Increased bleeding risk: If you have any medical conditions that may cause an increased risk of bleeding, discuss with your doctor how this medication may affect your medical condition, how your medical condition may affect the dosing and effectiveness of this medication, and whether any special monitoring is needed. These conditions include uncontrolled very high blood pressure a problem with the blood vessels in the back of the eye called retinopathy current or past ulcer of the stomach or intestines recent stroke or recent surgery of the brain, spinal column, or eye.
If you are taking medications to prevent blood clots or other medications that reduce blood clotting such as non-steroidal anti-inflammatories or acetylsalicylic acid, discuss with your doctor whether any special monitoring is needed.
Heart valves: The safety and effectiveness of apixaban have not been established for people with prosthetic heart valves or severe rheumatic heart disease. Apixaban is not recommended for use by people with these conditions.

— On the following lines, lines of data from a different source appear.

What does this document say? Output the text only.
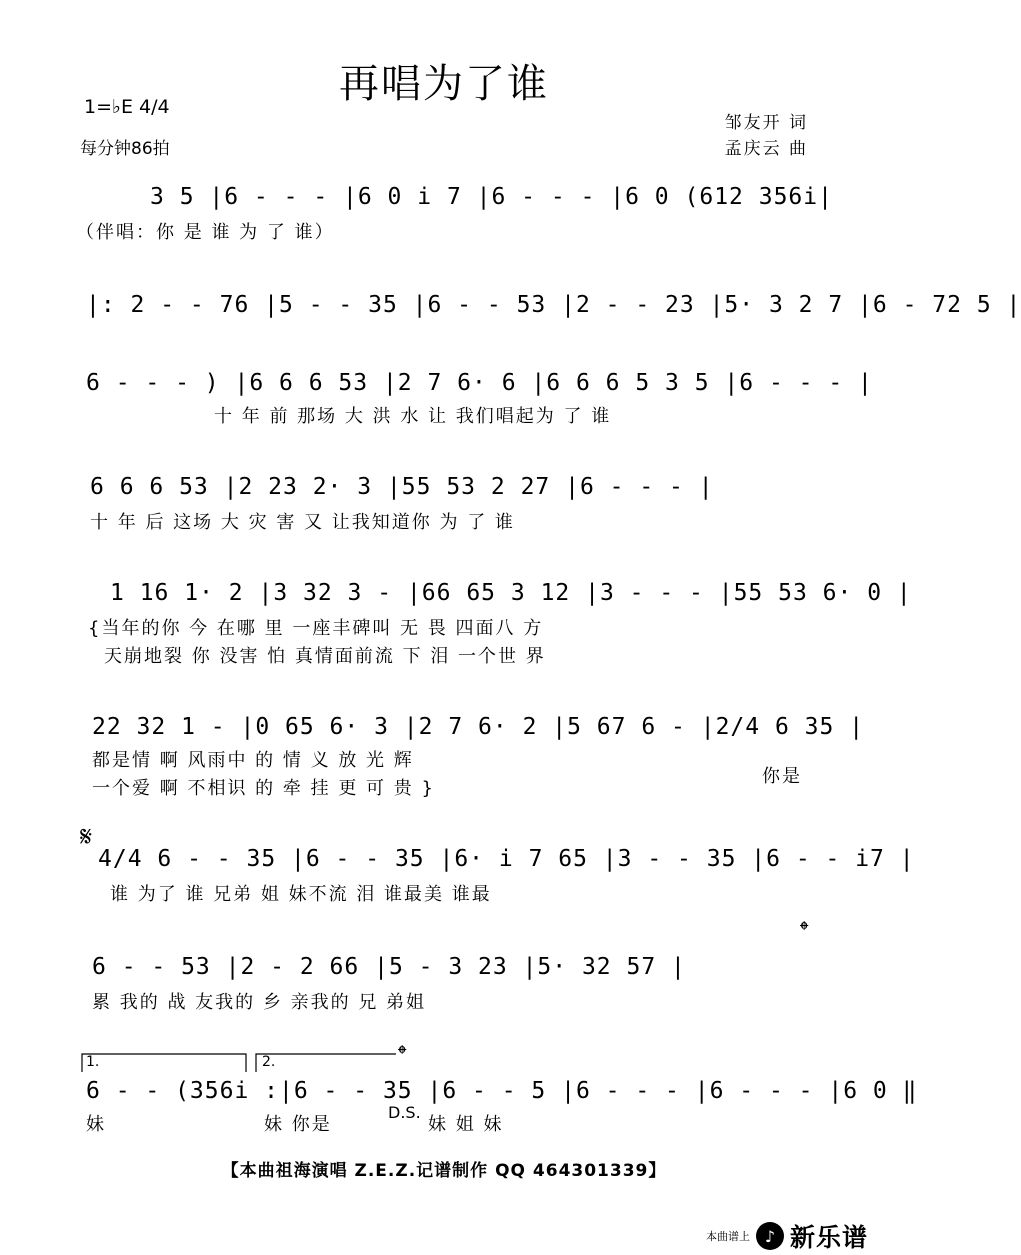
再唱为了谁
1=♭E 4/4
每分钟86拍
邹友开 词
孟庆云 曲
3 5 |6 - - - |6 0 i 7 |6 - - - |6 0 (612 356i|
（伴唱：你 是 谁 为 了 谁）
|: 2 - - 76 |5 - - 35 |6 - - 53 |2 - - 23 |5· 3 2 7 |6 - 72 5 |
6 - - - ) |6 6 6 53 |2 7 6· 6 |6 6 6 5 3 5 |6 - - - |
十 年 前 那场 大 洪 水 让 我们唱起为 了 谁
6 6 6 53 |2 23 2· 3 |55 53 2 27 |6 - - - |
十 年 后 这场 大 灾 害 又 让我知道你 为 了 谁
1 16 1· 2 |3 32 3 - |66 65 3 12 |3 - - - |55 53 6· 0 |
{当年的你 今 在哪 里 一座丰碑叫 无 畏 四面八 方
天崩地裂 你 没害 怕 真情面前流 下 泪 一个世 界
22 32 1 - |0 65 6· 3 |2 7 6· 2 |5 67 6 - |2/4 6 35 |
都是情 啊 风雨中 的 情 义 放 光 辉
一个爱 啊 不相识 的 牵 挂 更 可 贵 }
你是
𝄋
4/4 6 - - 35 |6 - - 35 |6· i 7 65 |3 - - 35 |6 - - i7 |
谁 为了 谁 兄弟 姐 妹不流 泪 谁最美 谁最
𝄌
6 - - 53 |2 - 2 66 |5 - 3 23 |5· 32 57 |
累 我的 战 友我的 乡 亲我的 兄 弟姐
1.	2.	𝄌
6 - - (356i :|6 - - 35 |6 - - 5 |6 - - - |6 - - - |6 0 ‖
妹	妹 你是
D.S.
妹 姐 妹
【本曲祖海演唱 Z.E.Z.记谱制作 QQ 464301339】
本曲谱上 ♪ 新乐谱
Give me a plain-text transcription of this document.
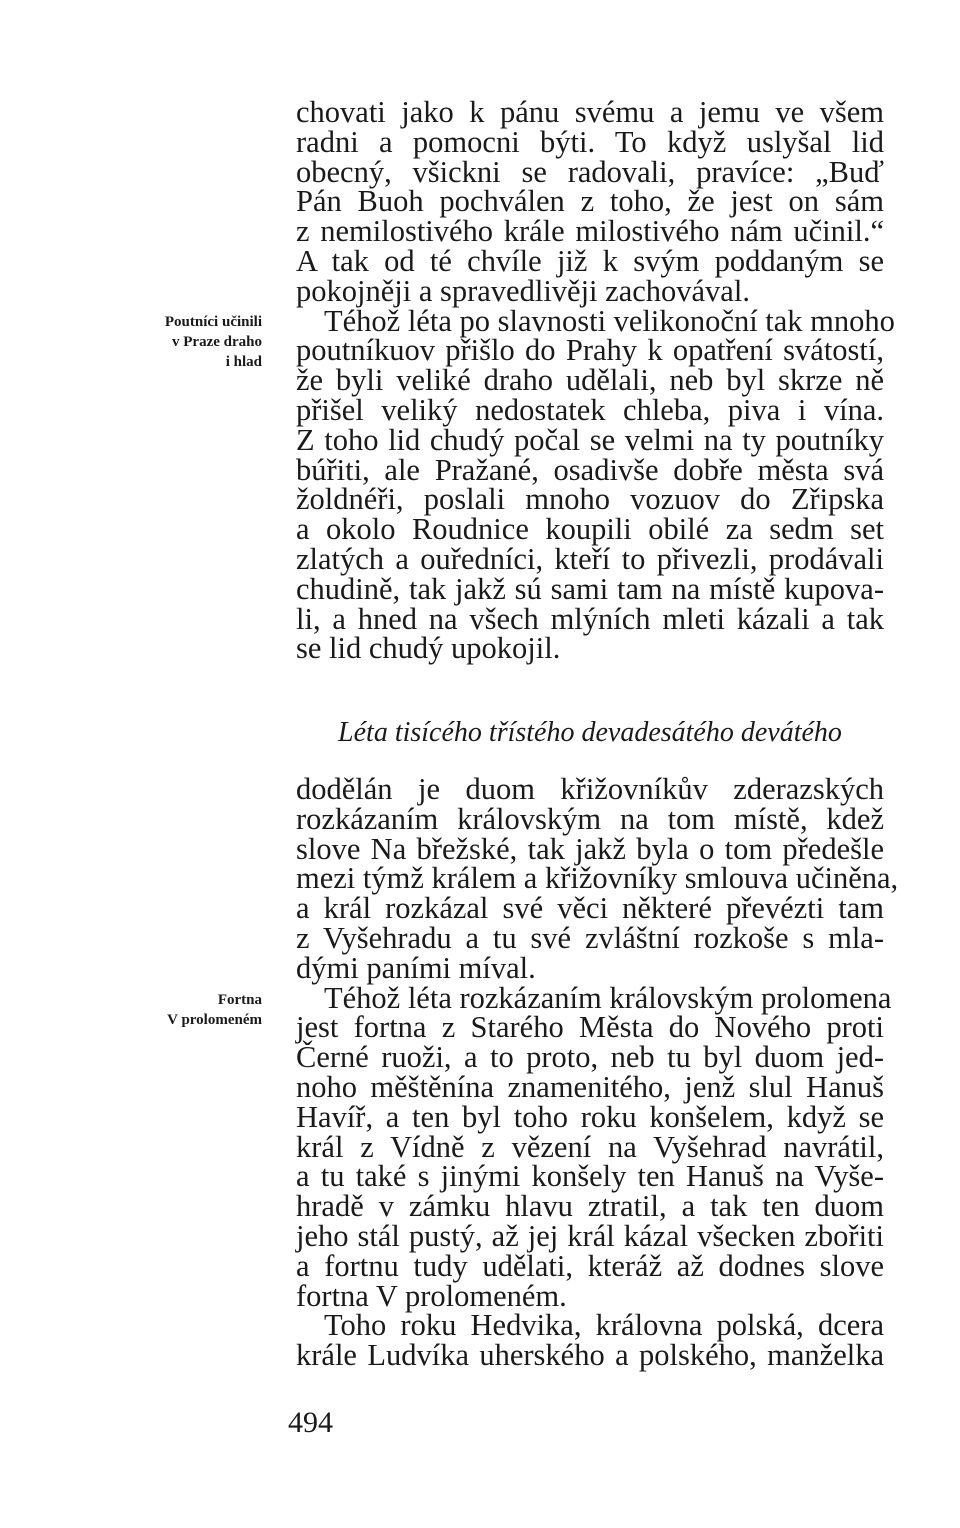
Poutníci učinili
v Praze draho
i hlad
chovati jako k pánu svému a jemu ve všem
radni a pomocni býti. To když uslyšal lid
obecný, všickni se radovali, pravíce: „Buď
Pán Buoh pochválen z toho, že jest on sám
z nemilostivého krále milostivého nám učinil.“
A tak od té chvíle již k svým poddaným se
pokojněji a spravedlivěji zachovával.
Téhož léta po slavnosti velikonoční tak mnoho
poutníkuov přišlo do Prahy k opatření svátostí,
že byli veliké draho udělali, neb byl skrze ně
přišel veliký nedostatek chleba, piva i vína.
Z toho lid chudý počal se velmi na ty poutníky
búřiti, ale Pražané, osadivše dobře města svá
žoldnéři, poslali mnoho vozuov do Zřipska
a okolo Roudnice koupili obilé za sedm set
zlatých a ouředníci, kteří to přivezli, prodávali
chudině, tak jakž sú sami tam na místě kupova-
li, a hned na všech mlýních mleti kázali a tak
se lid chudý upokojil.
Léta tisícého třístého devadesátého devátého
Fortna
V prolomeném
dodělán je duom křižovníkův zderazských
rozkázaním královským na tom místě, kdež
slove Na břežské, tak jakž byla o tom předešle
mezi týmž králem a křižovníky smlouva učiněna,
a král rozkázal své věci některé převézti tam
z Vyšehradu a tu své zvláštní rozkoše s mla-
dými paními míval.
Téhož léta rozkázaním královským prolomena
jest fortna z Starého Města do Nového proti
Černé ruoži, a to proto, neb tu byl duom jed-
noho měštěnína znamenitého, jenž slul Hanuš
Havíř, a ten byl toho roku konšelem, když se
král z Vídně z vězení na Vyšehrad navrátil,
a tu také s jinými konšely ten Hanuš na Vyše-
hradě v zámku hlavu ztratil, a tak ten duom
jeho stál pustý, až jej král kázal všecken zbořiti
a fortnu tudy udělati, kteráž až dodnes slove
fortna V prolomeném.
Toho roku Hedvika, královna polská, dcera
krále Ludvíka uherského a polského, manželka
494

Seniors: People over the age of 75 are at an increased risk of bleeding. Report any unusual bruising or bleeding to your doctor immediately.
What Side Effects Are Possible With This Medication
Many medications can cause side effects. A side effect is an unwanted response to a medication when it is taken in normal doses. Side effects can be mild or severe, temporary or permanent.
The side effects listed below are not experienced by everyone who takes this medication. If you are concerned about side effects, discuss the risks and benefits of this medication with your doctor.
The following side effects have been reported by at least 1% of people taking this medication. Many of these side effects can be managed, and some may go away on their own over time.
Contact your doctor if you experience these side effects and they are severe or bothersome. Your pharmacist may be able to advise you on managing side effects.
- bruising or swelling
Although most of the side effects listed below don’t happen very often, they could lead to serious problems if you do not seek medical attention.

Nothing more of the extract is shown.